Are there any negatives?
However, Flow Hive is not without its critics. One honey maker, Maryam Henein, has expressed that the claim Flow Hive makes that it “doesn’t disturb the bees” is a bit of a stretch. Just because one cannot see the disturbance doesn’t mean it isn’t occurring, Henein asserts. Some have also expressed concerns that the honey will crystallize in the combs during certain months, requiring heating and killing all the healing properties within. In addition, bees don’t prefer the hormone-disrupting plastic combs as they can make their own combs with wax from their abdomens, just like nature intended, which has a key role in the honey-making process. The no-muss, no-fuss approach to beekeeping promoted by Flow Hive also doesn’t encourage close communion between the bees and human caretakers, and has been called by some an “expensive gimmick,” which is only exploitative and does not actually help the bees overcome colony collapse disorder or other problems with systemic pesticides or lack of natural habitat. In fact, some have even expressed concerns that careless humans might end up killing more bees this way than just allowing the professionals and nature to keep at at. Maryam recommends a different approach to activism for the bees: getting involved with Center for Food Safety, sharing the movie Vanishing of the Bees with others, or trying to start doing some real natural beekeeping.
A more neutral perspective on the matter was uttered by Phil Chandler, a natural beekeeper, who offered his professional assessment of the Flow Hive.
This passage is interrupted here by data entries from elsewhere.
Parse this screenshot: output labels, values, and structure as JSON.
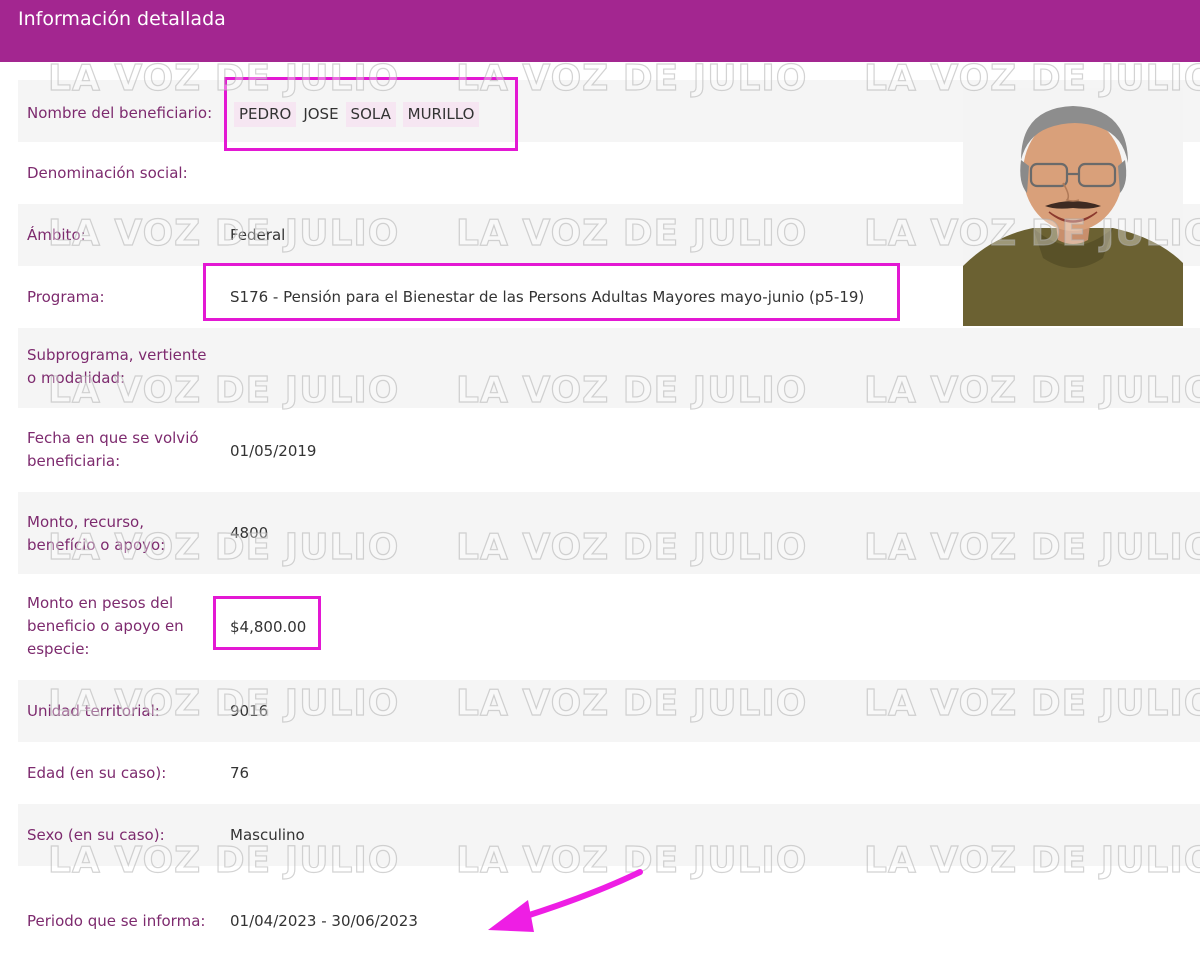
{
  "header": {
    "title": "Información detallada"
  },
  "watermark": "LA VOZ DE JULIO",
  "rows": {
    "beneficiario": {
      "label": "Nombre del beneficiario:",
      "name_parts": [
        "PEDRO",
        "JOSE",
        "SOLA",
        "MURILLO"
      ]
    },
    "denominacion": {
      "label": "Denominación social:",
      "value": ""
    },
    "ambito": {
      "label": "Ámbito:",
      "value": "Federal"
    },
    "programa": {
      "label": "Programa:",
      "value": "S176 - Pensión para el Bienestar de las Persons Adultas Mayores mayo-junio (p5-19)"
    },
    "subprograma": {
      "label_line1": "Subprograma, vertiente",
      "label_line2": "o modalidad:",
      "value": ""
    },
    "fecha": {
      "label_line1": "Fecha en que se volvió",
      "label_line2": "beneficiaria:",
      "value": "01/05/2019"
    },
    "monto": {
      "label_line1": "Monto, recurso,",
      "label_line2": "benefício o apoyo:",
      "value": "4800"
    },
    "monto_pesos": {
      "label_line1": "Monto en pesos del",
      "label_line2": "beneficio o apoyo en",
      "label_line3": "especie:",
      "value": "$4,800.00"
    },
    "unidad": {
      "label": "Unidad territorial:",
      "value": "9016"
    },
    "edad": {
      "label": "Edad (en su caso):",
      "value": "76"
    },
    "sexo": {
      "label": "Sexo (en su caso):",
      "value": "Masculino"
    },
    "periodo": {
      "label": "Periodo que se informa:",
      "value": "01/04/2023 - 30/06/2023"
    }
  },
  "colors": {
    "header": "#a32690",
    "label": "#7d2a6e",
    "highlight_frame": "#e318d3",
    "row_shade": "#f5f5f5"
  }
}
Chandler stated, “A tool is a tool: an axe can be used for chopping wood or for killing someone. If people are of a mind to exploit nature, then they will find ways to do so. If they learn to appreciate the natural world, then they will treat it with respect, regardless of the tools they happen to be using.” Let’s hope the potential purchasers of Flow Hive will keep these words in mind when they determine whether beekeeping is right for them.